Kansas City, MO-based EPR Properties is a specialty REIT trust that invests in three primary segments: Entertainment, Recreation and Education. Its properties include megaplex theatres, entertainment retail centers, and destination recreational and specialty properties. Its focus on multiple property types helps it to beat the retail market blues.
EPR Properties is expected to report results on Feb 28.
Hospitality Properties Trust (HPT) has a Zacks Rank #3 and an Earnings ESP of + 9.09%. The Zacks Consensus Estimate for the quarter is 55 cents per share. The company delivered positive surprises in three out of the trailing four quarters, with an average beat of 3.26%. The stock is also trading at a discount to the industry average and has a solid dividend yield of 6.5%.

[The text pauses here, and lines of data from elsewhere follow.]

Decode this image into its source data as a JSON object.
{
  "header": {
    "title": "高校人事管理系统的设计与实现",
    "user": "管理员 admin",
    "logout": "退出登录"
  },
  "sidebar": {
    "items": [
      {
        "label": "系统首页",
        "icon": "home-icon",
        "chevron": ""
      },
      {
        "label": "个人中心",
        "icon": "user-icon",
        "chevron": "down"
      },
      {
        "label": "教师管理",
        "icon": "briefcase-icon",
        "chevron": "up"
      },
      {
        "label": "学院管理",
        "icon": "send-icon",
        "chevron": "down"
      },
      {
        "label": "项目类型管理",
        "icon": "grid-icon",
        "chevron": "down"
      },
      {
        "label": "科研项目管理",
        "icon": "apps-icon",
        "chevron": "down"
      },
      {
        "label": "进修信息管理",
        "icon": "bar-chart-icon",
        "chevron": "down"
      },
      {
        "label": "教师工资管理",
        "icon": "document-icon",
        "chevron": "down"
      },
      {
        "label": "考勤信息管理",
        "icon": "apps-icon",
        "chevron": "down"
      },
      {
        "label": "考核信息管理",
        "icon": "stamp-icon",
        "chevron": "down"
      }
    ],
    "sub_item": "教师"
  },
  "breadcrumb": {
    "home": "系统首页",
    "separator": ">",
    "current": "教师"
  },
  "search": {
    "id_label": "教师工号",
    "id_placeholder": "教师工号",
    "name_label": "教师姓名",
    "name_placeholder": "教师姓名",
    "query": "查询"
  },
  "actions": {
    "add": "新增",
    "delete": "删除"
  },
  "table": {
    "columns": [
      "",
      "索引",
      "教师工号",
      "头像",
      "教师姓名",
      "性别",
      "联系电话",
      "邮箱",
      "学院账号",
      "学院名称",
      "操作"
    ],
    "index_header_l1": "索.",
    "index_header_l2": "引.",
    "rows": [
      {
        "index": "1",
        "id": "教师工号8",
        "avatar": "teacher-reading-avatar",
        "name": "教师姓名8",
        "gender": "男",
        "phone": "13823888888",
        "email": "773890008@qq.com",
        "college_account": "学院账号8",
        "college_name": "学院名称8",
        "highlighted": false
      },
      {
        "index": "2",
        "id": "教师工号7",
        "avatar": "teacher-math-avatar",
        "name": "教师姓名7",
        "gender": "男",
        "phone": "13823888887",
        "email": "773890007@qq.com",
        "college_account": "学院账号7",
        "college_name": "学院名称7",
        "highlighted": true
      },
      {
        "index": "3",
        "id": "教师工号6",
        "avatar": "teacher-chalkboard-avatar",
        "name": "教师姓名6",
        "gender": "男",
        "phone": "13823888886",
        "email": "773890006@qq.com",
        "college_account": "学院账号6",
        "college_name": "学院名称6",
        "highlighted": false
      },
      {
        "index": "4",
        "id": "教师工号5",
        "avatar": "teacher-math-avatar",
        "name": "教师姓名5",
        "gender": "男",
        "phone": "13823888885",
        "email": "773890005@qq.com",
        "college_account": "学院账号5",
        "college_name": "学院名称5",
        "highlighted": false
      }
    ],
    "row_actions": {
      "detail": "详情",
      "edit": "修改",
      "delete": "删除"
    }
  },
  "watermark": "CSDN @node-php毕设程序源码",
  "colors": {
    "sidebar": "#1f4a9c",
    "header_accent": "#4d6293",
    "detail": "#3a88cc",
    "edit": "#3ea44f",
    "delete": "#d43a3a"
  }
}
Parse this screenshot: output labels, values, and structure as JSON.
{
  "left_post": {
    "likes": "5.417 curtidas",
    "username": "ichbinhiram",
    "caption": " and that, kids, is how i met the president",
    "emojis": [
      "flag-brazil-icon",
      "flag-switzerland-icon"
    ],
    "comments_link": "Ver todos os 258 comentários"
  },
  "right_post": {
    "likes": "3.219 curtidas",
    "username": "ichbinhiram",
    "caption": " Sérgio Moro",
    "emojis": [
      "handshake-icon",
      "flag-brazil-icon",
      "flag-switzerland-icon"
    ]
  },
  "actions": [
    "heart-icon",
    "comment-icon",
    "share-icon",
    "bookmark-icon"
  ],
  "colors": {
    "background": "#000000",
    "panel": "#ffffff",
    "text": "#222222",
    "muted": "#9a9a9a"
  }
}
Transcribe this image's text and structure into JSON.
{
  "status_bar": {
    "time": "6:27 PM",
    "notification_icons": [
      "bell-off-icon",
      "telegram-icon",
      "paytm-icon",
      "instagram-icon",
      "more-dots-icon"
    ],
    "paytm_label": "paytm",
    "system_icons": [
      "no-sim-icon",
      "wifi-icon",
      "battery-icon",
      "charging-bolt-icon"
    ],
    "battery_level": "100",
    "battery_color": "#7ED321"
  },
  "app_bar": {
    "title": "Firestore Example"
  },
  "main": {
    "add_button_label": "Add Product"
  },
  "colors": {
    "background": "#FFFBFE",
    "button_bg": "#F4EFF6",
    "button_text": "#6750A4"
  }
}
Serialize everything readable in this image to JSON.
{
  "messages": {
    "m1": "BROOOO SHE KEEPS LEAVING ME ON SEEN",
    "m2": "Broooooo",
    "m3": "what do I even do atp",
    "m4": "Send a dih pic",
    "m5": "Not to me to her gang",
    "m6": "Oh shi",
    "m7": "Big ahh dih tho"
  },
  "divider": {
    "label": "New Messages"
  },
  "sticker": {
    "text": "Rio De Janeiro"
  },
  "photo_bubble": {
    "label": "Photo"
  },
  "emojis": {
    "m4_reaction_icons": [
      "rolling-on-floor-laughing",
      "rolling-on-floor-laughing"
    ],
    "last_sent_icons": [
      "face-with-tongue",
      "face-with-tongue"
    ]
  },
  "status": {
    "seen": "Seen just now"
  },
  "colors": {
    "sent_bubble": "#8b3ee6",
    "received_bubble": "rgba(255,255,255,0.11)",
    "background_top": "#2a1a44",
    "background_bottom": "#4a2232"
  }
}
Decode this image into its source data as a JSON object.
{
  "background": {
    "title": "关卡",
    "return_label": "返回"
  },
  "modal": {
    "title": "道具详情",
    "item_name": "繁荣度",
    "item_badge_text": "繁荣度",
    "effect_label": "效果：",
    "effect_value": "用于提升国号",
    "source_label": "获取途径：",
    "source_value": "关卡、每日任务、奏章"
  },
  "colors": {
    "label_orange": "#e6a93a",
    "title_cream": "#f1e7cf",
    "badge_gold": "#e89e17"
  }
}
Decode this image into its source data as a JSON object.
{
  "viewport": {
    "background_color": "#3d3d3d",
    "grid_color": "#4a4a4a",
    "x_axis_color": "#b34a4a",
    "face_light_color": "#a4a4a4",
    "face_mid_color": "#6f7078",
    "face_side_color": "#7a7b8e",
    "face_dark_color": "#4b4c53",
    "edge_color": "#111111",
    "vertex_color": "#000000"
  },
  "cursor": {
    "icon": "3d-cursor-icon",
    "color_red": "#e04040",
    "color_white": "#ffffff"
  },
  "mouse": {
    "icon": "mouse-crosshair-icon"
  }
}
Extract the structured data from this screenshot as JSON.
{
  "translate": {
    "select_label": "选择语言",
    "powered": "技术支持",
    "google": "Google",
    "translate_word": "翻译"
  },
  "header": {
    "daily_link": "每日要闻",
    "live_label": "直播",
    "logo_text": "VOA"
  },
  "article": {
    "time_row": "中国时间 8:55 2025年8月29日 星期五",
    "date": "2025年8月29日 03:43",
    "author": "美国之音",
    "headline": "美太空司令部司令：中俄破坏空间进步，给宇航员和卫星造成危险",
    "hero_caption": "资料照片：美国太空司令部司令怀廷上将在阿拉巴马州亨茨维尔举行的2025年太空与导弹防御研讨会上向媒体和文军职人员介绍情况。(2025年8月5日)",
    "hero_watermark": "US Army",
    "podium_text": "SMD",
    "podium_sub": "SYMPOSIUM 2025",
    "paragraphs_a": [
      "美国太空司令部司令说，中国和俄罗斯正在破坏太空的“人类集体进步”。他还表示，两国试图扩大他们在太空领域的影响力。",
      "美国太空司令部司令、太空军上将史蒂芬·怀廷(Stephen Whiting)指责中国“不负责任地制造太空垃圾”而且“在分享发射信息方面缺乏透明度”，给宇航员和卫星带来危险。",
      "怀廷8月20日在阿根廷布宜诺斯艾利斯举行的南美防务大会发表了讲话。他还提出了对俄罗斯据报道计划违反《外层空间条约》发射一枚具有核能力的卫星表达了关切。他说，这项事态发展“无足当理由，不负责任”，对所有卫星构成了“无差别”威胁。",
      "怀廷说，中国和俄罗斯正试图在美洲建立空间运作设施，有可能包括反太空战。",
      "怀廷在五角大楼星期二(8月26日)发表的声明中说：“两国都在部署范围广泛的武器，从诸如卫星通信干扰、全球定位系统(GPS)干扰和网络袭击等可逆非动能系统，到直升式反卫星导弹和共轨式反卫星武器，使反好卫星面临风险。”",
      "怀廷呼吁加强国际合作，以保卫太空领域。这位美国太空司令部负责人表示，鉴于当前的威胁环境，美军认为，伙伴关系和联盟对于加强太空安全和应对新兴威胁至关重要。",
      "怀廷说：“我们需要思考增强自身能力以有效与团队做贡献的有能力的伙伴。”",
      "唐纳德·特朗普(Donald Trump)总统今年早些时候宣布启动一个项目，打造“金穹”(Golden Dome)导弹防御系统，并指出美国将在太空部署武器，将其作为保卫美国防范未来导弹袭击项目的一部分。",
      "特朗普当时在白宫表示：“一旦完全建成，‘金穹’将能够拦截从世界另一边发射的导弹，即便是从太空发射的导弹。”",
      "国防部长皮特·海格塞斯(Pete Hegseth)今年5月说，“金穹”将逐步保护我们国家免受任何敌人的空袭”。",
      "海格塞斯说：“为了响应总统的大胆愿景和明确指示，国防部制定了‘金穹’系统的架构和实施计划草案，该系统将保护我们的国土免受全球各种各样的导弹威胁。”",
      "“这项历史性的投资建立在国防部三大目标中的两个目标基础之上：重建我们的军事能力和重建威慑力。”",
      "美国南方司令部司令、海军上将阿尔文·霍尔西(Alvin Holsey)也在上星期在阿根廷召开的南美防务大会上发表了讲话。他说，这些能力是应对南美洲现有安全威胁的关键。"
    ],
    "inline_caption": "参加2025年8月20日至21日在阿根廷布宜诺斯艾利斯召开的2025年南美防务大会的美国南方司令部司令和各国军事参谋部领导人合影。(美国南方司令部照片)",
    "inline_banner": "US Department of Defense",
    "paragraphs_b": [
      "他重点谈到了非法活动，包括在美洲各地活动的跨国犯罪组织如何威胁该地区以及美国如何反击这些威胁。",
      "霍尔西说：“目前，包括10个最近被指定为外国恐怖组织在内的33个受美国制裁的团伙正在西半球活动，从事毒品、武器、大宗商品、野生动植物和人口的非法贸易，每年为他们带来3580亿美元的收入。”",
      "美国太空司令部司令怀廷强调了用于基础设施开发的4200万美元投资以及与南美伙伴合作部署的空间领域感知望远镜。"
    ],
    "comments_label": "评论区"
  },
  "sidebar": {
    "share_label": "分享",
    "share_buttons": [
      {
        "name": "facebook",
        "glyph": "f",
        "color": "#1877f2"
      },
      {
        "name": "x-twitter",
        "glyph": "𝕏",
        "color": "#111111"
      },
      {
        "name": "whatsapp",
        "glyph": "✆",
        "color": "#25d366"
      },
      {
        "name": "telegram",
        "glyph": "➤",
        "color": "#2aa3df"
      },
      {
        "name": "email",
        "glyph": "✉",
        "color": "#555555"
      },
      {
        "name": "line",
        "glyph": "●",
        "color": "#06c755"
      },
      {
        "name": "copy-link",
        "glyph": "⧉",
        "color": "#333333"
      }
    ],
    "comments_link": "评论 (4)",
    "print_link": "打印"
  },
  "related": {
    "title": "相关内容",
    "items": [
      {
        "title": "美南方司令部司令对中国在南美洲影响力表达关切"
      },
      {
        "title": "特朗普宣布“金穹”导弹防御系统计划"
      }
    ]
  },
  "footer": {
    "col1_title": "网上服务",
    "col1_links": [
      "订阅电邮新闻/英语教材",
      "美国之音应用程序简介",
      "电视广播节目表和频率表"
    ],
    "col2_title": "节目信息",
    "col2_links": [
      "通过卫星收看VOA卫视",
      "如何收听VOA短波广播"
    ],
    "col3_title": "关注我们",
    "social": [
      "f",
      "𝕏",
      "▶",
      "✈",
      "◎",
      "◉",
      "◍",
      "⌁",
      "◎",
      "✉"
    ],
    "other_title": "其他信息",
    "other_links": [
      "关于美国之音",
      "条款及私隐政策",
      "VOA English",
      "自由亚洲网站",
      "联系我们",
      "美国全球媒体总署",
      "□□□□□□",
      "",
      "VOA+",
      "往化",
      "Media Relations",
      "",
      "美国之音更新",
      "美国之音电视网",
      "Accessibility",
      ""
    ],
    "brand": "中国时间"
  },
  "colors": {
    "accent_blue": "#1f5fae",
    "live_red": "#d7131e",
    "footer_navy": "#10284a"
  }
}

Newton, MA-based Hospitality Properties Trust is a lodging and travel center REIT with investments of around $9.0 billion in 305 hotels and 198 travel centers located in 45 states, Puerto Rico and Canada as of Sep 30, 2016.
Hospitality Properties is likely to report its results on Feb 22.
STAG Industrial Inc (STAG) carries a Zacks Rank #3 and has an Earnings ESP of +2.50%. The Zacks Consensus Estimate is pegged at 40 cents per share. The company posted an average positive surprise of 2.61% over the trailing four quarters. Currently, the stock has a solid dividend yield of 5.9%.
Boston, MA-based STAG Industrial is engaged in the acquisition and operation of single-tenant, industrial properties throughout the United States.
STAG Industrial is slated to report results on Feb 16.